Paysafe has used about $1.1 billion of the $3.6 billion to repay $617 million of first-lien term loans and redeem the entire $500 million of second-lien debt. Due to this, S&P expects Paysafe’s S&P Global Ratings-adjusted debt to EBITDA to fall to about 5.0x in 2021 from about 9.0x in 2020. The lower debt balance will also reduce Paysafe’s interest costs by about $70 million on a pro forma basis and contribute to higher free cash flow generation.
Notwithstanding the debt repayment and our expectation of a solid recovery in profitability, S&P still expects Paysafe to remain highly leveraged in 2021. The rating agency expects that the company will reduce its adjusted debt to EBITDA below 5x in 2022.
Let’s recall that on March 30, 2021, Paysafe Group Holdings Limited and Foley Trasimene Acquisition Corp.

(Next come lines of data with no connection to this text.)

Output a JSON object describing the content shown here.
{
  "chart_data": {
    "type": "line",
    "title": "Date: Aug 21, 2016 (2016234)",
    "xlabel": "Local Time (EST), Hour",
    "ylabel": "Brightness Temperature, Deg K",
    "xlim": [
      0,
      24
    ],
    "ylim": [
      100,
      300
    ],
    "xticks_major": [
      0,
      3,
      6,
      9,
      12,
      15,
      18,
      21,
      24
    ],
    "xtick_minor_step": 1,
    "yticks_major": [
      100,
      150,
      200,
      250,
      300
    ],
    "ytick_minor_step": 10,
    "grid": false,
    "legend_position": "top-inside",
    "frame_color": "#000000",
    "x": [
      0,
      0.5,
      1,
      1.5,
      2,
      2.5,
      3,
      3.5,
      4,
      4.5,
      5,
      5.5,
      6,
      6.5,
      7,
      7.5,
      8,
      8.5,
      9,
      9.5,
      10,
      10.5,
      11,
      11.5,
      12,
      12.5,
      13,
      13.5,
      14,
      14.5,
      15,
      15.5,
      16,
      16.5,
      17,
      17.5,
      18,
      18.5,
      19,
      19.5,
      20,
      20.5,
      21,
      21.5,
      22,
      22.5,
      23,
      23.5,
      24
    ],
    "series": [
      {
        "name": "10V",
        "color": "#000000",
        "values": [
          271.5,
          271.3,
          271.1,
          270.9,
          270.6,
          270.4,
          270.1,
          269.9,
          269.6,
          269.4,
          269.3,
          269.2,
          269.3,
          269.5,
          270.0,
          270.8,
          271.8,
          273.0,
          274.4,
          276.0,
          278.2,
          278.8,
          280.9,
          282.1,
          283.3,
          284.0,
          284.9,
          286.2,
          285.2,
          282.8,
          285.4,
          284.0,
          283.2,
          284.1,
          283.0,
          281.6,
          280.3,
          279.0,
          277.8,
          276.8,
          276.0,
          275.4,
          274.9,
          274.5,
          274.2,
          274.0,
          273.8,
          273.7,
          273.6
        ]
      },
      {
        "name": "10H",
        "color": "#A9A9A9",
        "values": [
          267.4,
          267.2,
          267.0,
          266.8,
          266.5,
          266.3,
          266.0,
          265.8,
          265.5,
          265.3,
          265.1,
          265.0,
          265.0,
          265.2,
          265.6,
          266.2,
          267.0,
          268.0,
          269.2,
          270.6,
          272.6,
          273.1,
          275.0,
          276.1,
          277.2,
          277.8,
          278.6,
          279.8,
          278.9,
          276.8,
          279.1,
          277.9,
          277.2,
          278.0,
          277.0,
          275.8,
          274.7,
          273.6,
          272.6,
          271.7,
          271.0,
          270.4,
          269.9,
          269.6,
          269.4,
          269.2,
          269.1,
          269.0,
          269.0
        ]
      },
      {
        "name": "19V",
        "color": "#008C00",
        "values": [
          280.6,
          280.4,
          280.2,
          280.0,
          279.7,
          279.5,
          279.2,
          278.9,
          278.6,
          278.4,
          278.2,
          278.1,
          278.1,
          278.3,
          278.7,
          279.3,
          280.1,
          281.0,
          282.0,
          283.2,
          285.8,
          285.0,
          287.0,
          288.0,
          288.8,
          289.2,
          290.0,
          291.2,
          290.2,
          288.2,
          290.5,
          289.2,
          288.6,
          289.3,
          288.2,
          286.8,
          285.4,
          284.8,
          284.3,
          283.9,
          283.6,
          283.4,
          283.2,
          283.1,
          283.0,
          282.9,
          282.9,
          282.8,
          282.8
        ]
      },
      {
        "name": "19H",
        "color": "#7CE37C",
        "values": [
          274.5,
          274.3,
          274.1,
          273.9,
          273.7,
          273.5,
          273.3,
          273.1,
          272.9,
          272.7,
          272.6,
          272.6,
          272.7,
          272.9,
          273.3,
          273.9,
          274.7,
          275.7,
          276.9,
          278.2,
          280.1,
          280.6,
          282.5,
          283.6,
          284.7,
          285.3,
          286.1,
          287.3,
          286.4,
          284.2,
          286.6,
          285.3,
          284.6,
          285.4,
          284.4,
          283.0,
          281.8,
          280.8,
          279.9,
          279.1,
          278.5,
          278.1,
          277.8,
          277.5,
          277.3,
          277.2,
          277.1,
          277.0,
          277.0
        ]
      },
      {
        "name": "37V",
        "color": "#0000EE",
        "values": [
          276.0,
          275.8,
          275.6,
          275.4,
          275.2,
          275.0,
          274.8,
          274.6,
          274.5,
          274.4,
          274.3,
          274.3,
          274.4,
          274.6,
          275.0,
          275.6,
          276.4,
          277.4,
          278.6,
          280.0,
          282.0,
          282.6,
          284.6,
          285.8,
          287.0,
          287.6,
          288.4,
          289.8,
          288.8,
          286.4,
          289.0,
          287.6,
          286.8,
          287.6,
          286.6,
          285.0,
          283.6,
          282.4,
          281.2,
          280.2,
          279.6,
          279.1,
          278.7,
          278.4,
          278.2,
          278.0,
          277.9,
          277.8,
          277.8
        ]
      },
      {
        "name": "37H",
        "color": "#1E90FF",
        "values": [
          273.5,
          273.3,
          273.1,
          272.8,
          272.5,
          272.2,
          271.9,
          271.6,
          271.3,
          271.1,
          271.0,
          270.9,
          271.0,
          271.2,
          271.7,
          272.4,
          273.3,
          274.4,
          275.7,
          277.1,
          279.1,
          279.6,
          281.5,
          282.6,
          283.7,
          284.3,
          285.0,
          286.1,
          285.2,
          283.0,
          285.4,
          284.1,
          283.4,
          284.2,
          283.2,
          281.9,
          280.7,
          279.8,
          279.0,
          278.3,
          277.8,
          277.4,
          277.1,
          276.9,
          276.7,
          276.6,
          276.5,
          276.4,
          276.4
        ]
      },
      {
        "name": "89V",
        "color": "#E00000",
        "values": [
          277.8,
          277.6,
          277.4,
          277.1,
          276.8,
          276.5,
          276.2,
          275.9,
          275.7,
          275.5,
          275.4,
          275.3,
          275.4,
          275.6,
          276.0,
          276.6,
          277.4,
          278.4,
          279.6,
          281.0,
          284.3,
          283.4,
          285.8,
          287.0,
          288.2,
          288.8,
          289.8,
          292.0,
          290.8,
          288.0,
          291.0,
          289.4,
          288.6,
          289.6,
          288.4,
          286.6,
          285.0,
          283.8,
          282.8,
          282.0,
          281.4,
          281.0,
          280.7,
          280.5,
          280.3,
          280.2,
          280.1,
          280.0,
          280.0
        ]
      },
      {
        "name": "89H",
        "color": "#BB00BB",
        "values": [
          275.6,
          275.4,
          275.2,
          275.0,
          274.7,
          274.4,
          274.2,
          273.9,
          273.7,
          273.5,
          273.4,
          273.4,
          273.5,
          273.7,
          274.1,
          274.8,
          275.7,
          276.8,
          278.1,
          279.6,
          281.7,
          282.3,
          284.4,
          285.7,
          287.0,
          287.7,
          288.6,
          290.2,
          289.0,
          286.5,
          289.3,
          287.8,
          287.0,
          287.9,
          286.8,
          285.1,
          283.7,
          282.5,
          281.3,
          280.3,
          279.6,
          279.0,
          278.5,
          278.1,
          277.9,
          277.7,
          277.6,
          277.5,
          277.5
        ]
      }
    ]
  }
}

II, a special purpose acquisition company, announced that they have completed their previously announced merger. The combined company now operates as Paysafe Limited.
Paysafe is a leading specialized payments platform, with a two-sided consumer and merchant network, whose core purpose is to enable businesses and consumers around the world to connect and transact seamlessly through payment processing; digital wallets including the Skrill and Neteller brands; and online cash solutions including paysafecard and Paysafecash.
William P. Foley, II, Founder and Chairman of Foley Trasimene will serve as Chairman of Paysafe’s newly formed Board of Directors. Paysafe’s management team headed up by Philip McHugh, CEO, will continue to lead the combined company.